Every day in the United States, 20,000 more people join the ranks of those 65 and older. According to the AAA, nearly 85 percent of people in that age group held driver's licenses in 2010. That percentage is not expected to fall. As is the case all too often, misconceptions and stereotypes about older people are more common than informed opinions. Older drivers are, in many ways, safer than drivers from other age groups. Older drivers tend to avoid risky or stupid behaviors, including drinking and driving and texting while driving that plague those in other age groups. Older drivers wear seat belts at a greater rate than other drivers. They are less likely to speed or engage in aggressive driving practices. That does not mean that older Americans are free from concerns about safe driving.
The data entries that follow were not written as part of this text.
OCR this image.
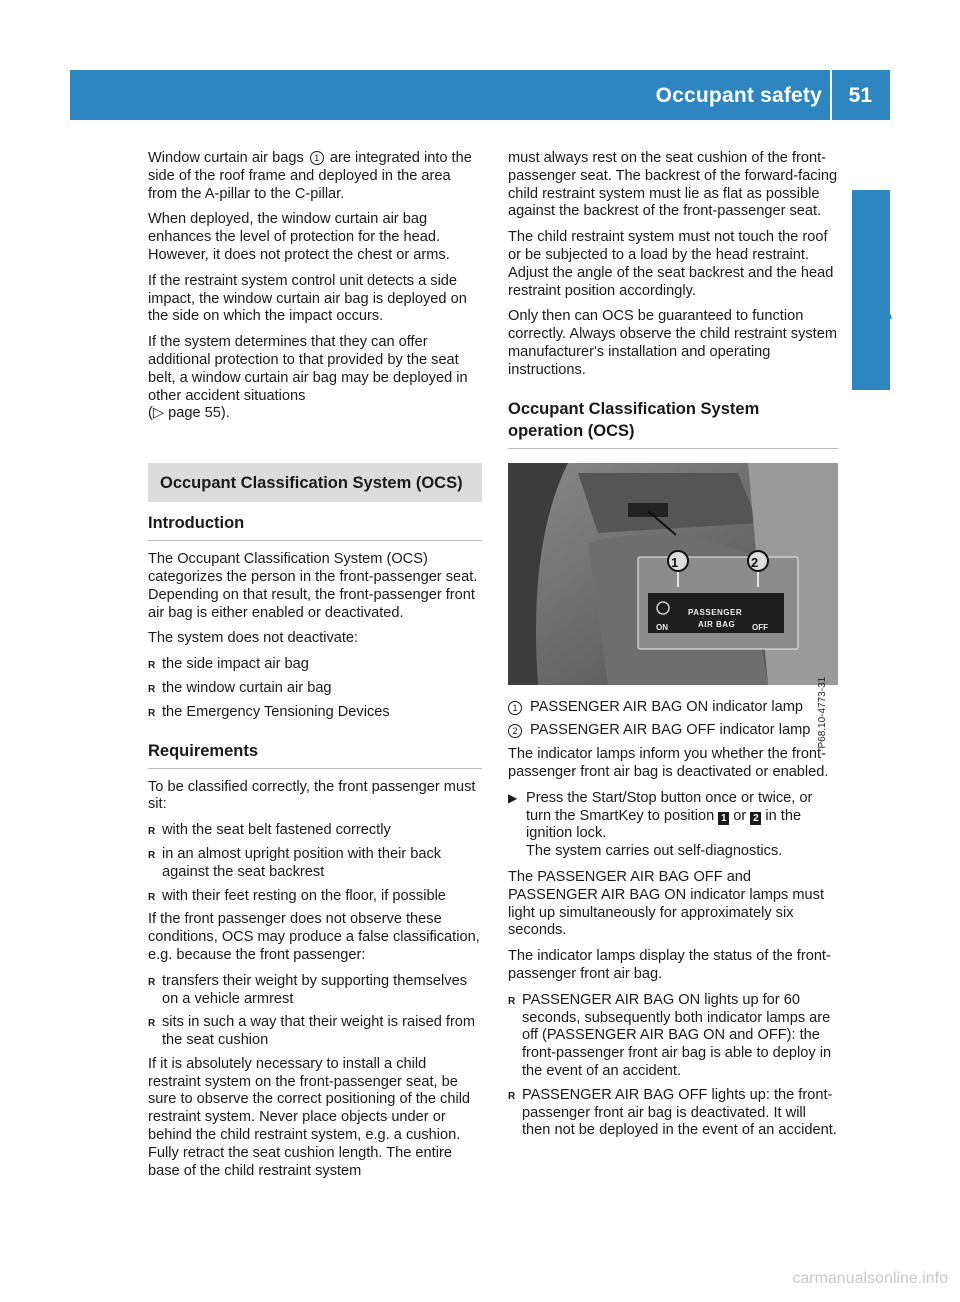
Occupant safety 51
Safety

Window curtain air bags 1 are integrated into the side of the roof frame and deployed in the area from the A-pillar to the C-pillar.

When deployed, the window curtain air bag enhances the level of protection for the head. However, it does not protect the chest or arms.

If the restraint system control unit detects a side impact, the window curtain air bag is deployed on the side on which the impact occurs.

If the system determines that they can offer additional protection to that provided by the seat belt, a window curtain air bag may be deployed in other accident situations
(▷ page 55).

Occupant Classification System (OCS)
Introduction

The Occupant Classification System (OCS) categorizes the person in the front-passenger seat. Depending on that result, the front-passenger front air bag is either enabled or deactivated.

The system does not deactivate:

R the side impact air bag
R the window curtain air bag
R the Emergency Tensioning Devices
Requirements

To be classified correctly, the front passenger must sit:

R with the seat belt fastened correctly
R in an almost upright position with their back against the seat backrest
R with their feet resting on the floor, if possible

If the front passenger does not observe these conditions, OCS may produce a false classification, e.g. because the front passenger:

R transfers their weight by supporting themselves on a vehicle armrest
R sits in such a way that their weight is raised from the seat cushion

If it is absolutely necessary to install a child restraint system on the front-passenger seat, be sure to observe the correct positioning of the child restraint system. Never place objects under or behind the child restraint system, e.g. a cushion. Fully retract the seat cushion length. The entire base of the child restraint system

must always rest on the seat cushion of the front-passenger seat. The backrest of the forward-facing child restraint system must lie as flat as possible against the backrest of the front-passenger seat.

The child restraint system must not touch the roof or be subjected to a load by the head restraint. Adjust the angle of the seat backrest and the head restraint position accordingly.

Only then can OCS be guaranteed to function correctly. Always observe the child restraint system manufacturer's installation and operating instructions.

Occupant Classification System operation (OCS)
1	2
ON
PASSENGER
AIR BAG OFF
P68.10-4773-31
1 PASSENGER AIR BAG ON indicator lamp
2 PASSENGER AIR BAG OFF indicator lamp

The indicator lamps inform you whether the front-passenger front air bag is deactivated or enabled.

▶ Press the Start/Stop button once or twice, or turn the SmartKey to position 1 or 2 in the ignition lock.
The system carries out self-diagnostics.

The PASSENGER AIR BAG OFF and PASSENGER AIR BAG ON indicator lamps must light up simultaneously for approximately six seconds.

The indicator lamps display the status of the front-passenger front air bag.

R PASSENGER AIR BAG ON lights up for 60 seconds, subsequently both indicator lamps are off (PASSENGER AIR BAG ON and OFF): the front-passenger front air bag is able to deploy in the event of an accident.
R PASSENGER AIR BAG OFF lights up: the front-passenger front air bag is deactivated. It will then not be deployed in the event of an accident.
carmanualsonline.info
Elderly drivers tend to suffer greater harm in a comparable accident than younger drivers. An 18-year-old is much more likely to get into a wreck, but also more likely to walk away unscathed. Older people are more likely to be on prescription drugs that can affect driving ability. In addition, vision, reaction time and cognitive ability can also be affected by health conditions that disproportionately affect older people.
The National Highway Traffic Safety Administration offers a number of tips for ensuring the safety of older drivers. The tips range from ways to make sure a vehicle is appropriate for an older driver to how to make the decision about when driving is no longer safe. Just remember that the guidelines are not one-size-fits-all. No age represents an absolute cutoff at which driving becomes unsafe.